Another thing with Agentic AI is predictive text on phones and emails. It offers what it thinks you might want to say. It may automatically draft an email for you depending on what you could say. That’s Agentic AI in a nutshell. 

Q: Without giving too much of a spoiler, what can attendees expect from your Learning Leadership Conference session?   

A: The main premise of this talk is to upskill and reskill our people. Utilizing Agentic AI as a tool to get us into tomorrow and forever, or maybe not forever, but for a while. We’ll even look at a few use cases where I’m going to use AI live to show you some possibilities that you can implement today. 

Q: What perspective will you bring into your Leadership Insight Forum on building a data-driven learning strategy? 

A: I’ve implemented learning strategies in four different industries. I’ve learned that we need to go back to basics as far as creating a learning strategy with data. So, for example, we can talk about training hours all day. That does not tell us anything really. It just tells us how long people have been doing things. But is that good? Is that bad? I don’t know. It’s a vague data point.  

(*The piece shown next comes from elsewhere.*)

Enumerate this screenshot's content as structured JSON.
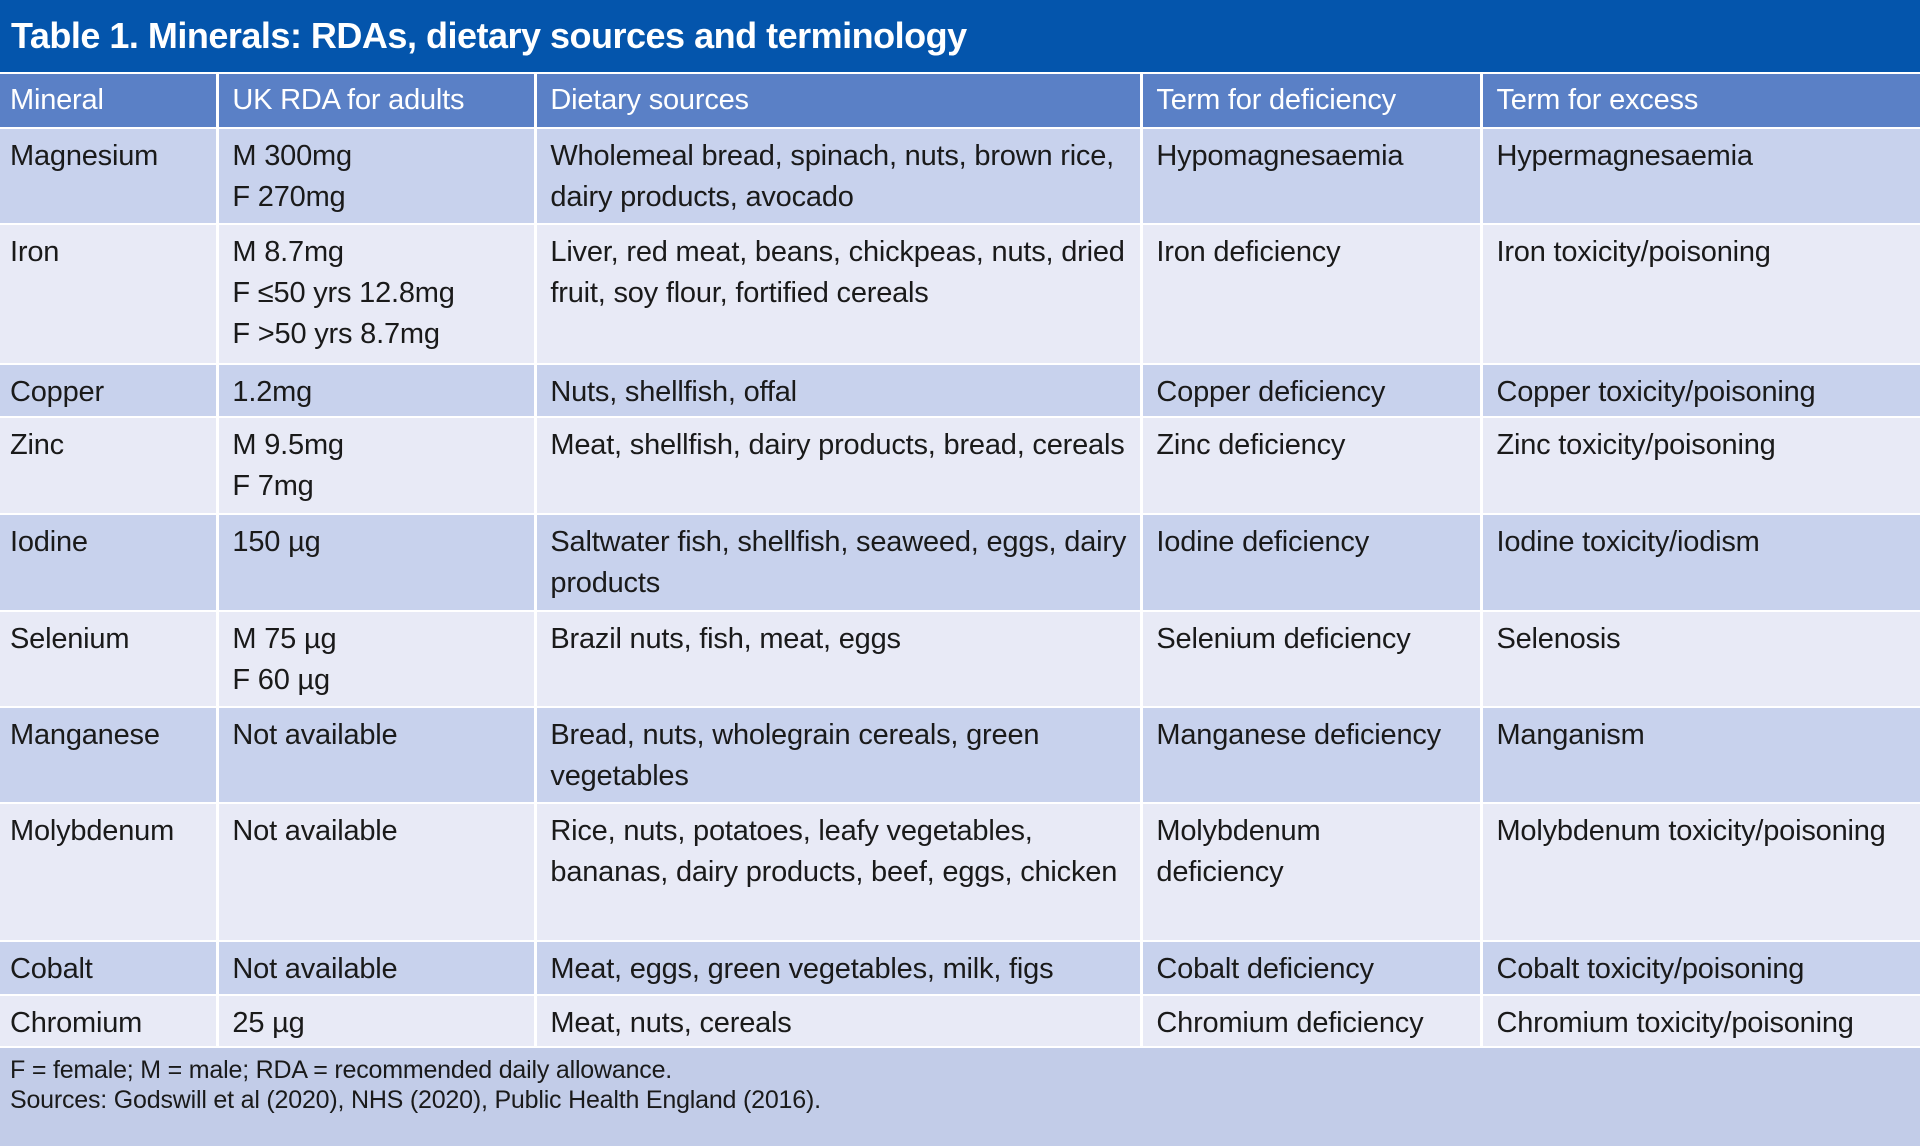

My perspective going into that is that we need to identify a singular goal or outcome. And that’s what we need to drive towards. It may not be for the entire department, which is fine, but that gives us something to get our first foothold into that data-driven strategy. And once we’re there, it’s a lot easier to snowball into expanding out that strategy to create concurrent goals across the organization. But first, we’ve got to identify that one thing that gets everybody on board, then we can start building from there.